Le istituzioni mutano con il mutare delle condizioni socio-economiche e se la scuola è divenuta un’azienda, essa forma le proprie risorse umane a seconda delle proprie necessità. L’intelligenza purtroppo non si insegna e non la troveremo mai in nessun manuale, questo è vero. Ma la capacità di analizzare criticamente, l’introspezione, la riflessione possono essere apprese e dovrebbero essere apprese a scuola. La buona scuola dovrebbe spronare gli studenti a porsi domande, rifiutare l’apprendimento mnemonico e favorire la comprensione, stimolare la curiosità e il dibattito.
L’obiettivo della scuola di mercato, invece, è formare persone mediamente preparate per il lavoro che affronteranno.
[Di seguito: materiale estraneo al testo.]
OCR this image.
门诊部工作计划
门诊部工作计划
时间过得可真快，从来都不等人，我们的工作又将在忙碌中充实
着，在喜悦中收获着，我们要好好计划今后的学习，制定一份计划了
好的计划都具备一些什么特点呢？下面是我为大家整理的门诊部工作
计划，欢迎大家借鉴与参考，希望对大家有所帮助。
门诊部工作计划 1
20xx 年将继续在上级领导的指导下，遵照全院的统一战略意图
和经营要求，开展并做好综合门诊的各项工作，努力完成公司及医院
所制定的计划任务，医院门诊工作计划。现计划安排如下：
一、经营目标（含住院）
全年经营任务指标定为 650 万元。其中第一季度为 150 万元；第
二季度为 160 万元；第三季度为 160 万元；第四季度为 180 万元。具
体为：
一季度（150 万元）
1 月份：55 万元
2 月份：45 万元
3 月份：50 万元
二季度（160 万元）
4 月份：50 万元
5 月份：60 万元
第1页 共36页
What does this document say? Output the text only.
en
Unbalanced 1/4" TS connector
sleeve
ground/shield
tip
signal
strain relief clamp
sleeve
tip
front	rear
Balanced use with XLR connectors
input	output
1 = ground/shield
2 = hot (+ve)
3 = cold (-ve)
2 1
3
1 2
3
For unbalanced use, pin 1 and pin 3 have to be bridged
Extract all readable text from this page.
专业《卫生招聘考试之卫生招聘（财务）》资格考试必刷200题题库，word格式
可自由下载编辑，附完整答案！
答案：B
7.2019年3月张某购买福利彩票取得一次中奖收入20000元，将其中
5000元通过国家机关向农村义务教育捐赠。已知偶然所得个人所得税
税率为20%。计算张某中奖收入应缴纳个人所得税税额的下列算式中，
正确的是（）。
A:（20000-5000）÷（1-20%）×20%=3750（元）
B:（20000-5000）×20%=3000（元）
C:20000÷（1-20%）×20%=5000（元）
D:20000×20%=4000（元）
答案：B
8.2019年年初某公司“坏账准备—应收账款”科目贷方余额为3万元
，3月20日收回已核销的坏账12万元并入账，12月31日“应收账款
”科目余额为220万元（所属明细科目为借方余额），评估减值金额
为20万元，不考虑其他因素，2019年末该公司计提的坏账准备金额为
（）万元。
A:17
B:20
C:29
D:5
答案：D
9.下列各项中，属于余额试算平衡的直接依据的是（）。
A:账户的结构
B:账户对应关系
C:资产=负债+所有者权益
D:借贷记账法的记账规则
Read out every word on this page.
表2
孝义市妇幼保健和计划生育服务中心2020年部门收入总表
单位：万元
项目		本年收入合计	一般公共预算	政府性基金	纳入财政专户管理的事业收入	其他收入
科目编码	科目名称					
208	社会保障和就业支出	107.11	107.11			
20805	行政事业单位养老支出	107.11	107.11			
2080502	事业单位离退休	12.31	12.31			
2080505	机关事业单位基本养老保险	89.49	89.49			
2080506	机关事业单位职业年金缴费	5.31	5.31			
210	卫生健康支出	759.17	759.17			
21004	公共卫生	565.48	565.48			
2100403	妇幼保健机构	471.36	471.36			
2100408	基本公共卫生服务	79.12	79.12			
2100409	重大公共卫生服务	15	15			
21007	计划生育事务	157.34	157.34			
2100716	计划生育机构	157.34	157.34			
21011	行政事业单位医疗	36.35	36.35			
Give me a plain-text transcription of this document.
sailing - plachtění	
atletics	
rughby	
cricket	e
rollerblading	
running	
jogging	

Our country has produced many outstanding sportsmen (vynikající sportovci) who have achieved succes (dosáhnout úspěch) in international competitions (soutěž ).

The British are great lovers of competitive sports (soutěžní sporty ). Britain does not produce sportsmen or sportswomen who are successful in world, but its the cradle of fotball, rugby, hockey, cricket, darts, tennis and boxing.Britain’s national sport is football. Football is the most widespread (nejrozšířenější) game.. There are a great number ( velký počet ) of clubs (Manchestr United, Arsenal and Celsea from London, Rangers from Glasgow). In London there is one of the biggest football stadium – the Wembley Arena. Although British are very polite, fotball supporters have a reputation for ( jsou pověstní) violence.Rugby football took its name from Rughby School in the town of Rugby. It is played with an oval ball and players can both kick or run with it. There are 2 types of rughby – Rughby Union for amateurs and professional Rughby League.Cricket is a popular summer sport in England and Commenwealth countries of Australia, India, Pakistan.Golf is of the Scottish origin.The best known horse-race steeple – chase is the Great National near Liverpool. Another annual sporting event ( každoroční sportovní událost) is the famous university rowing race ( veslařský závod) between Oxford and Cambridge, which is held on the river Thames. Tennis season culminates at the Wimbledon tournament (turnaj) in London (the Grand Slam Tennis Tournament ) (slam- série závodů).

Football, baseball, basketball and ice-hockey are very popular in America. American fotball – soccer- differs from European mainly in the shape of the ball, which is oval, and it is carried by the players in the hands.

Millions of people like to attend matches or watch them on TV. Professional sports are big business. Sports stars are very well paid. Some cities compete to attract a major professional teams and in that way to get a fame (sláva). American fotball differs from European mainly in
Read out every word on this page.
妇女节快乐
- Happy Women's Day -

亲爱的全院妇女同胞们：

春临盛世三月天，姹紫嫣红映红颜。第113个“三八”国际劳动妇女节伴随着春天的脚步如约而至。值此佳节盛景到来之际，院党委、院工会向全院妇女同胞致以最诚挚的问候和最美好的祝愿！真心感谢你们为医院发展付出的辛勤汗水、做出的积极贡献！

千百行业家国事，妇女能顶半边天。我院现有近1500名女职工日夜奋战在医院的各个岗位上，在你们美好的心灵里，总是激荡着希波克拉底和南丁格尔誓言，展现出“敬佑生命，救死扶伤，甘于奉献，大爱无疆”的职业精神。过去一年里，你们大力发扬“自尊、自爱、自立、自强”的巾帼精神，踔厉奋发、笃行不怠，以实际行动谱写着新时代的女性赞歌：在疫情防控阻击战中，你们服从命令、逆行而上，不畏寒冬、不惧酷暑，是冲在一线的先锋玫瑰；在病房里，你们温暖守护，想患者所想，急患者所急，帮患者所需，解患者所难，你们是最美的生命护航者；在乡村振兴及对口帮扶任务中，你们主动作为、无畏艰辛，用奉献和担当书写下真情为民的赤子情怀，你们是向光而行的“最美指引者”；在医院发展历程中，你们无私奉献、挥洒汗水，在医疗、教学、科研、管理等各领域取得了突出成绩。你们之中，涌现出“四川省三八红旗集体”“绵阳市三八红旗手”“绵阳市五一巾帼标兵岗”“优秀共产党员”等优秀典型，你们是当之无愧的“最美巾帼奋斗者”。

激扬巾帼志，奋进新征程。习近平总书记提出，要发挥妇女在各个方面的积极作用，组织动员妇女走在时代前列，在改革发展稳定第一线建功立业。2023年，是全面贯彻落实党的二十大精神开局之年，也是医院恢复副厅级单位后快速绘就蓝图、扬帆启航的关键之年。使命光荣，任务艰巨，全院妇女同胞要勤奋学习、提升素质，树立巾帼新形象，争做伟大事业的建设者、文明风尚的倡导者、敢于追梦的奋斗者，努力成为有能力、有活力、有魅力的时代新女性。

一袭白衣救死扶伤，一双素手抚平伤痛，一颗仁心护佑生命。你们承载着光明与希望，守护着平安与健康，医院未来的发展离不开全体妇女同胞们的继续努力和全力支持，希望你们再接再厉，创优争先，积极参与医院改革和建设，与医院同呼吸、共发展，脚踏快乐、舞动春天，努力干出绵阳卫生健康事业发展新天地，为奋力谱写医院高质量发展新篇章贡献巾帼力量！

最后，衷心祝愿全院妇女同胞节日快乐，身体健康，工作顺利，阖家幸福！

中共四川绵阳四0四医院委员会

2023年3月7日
Se mai sarà quello per cui hanno studiato. In ogni caso, che sappiano leggere e scrivere e che abbiano una cultura media tale da sapersi comportare civilmente in gruppo. Ma soprattutto, che comprino quello che viene offerto dal mercato. Non si sfornano menti brillanti, ma menti mediocri, facilmente asservibili, entusiaste, a favore dell’innovazione, che seguono la moda. Questo è ciò che forma la scuola di mercato: futuri consumatori.
La prova più evidente è che ciò che veramente conta e che si dovrebbe imparare non viene minimamente insegnato. Le materie umanistiche sono denigrate al pari di inutili passatempi a favore di un’esaltazione estatica per le materie tecnico-scientifiche dove, comunque, l’insegnamento lascia a desiderare. Presso la facoltà di economia, ad esempio, raramente compaiono nel piano di studi esami dedicati alla moneta o al funzionamento dell’euro e dell’Unione Europea, sulla responsabilità sociale delle imprese, l’innovazione, la globalizzazione sì, a decine.
“Se la gente capisse la natura del nostro sistema monetario e creditizio, avremmo una rivoluzione domani mattina presto” celebre frase attribuita ad Henry Ford, a cui si deve l’applicazione dei principi del taylorismo nelle sue fabbriche ed, in sostanza, una frammentazione sempre più estesa del lavoro e dell’esperienza umana. Parafrasando Ford, potremmo benissimo affermare che se la gente comprendesse la vera natura del sistema economico in cui viviamo, avremmo una rivoluzione domani mattina presto e il sistema tutto collasserebbe. Il segreto, dunque, consiste nell’impedire che la gente ne prenda coscienza attraverso un affossamento sistematico della verità, che passa necessariamente per la bugia e l’inganno, la manipolazione partendo proprio dalla scuola.
[1]Fonte: http://passodopopasso.italia.it/news/la-buona-scuola-in-dodici-punti
[2] Art 20, comma 2 del Codice del Consumo: “Una pratica commerciale e’ scorretta se e’ contraria alla diligenza professionale, ed e’ falsa o idonea a falsare in misura apprezzabile il comportamento economico, in relazione al prodotto, del consumatore medio che essa raggiunge o al quale e’ diretta o del membro medio di un gruppo qualora la pratica commerciale sia diretta a un determinato gruppo di consumatori”.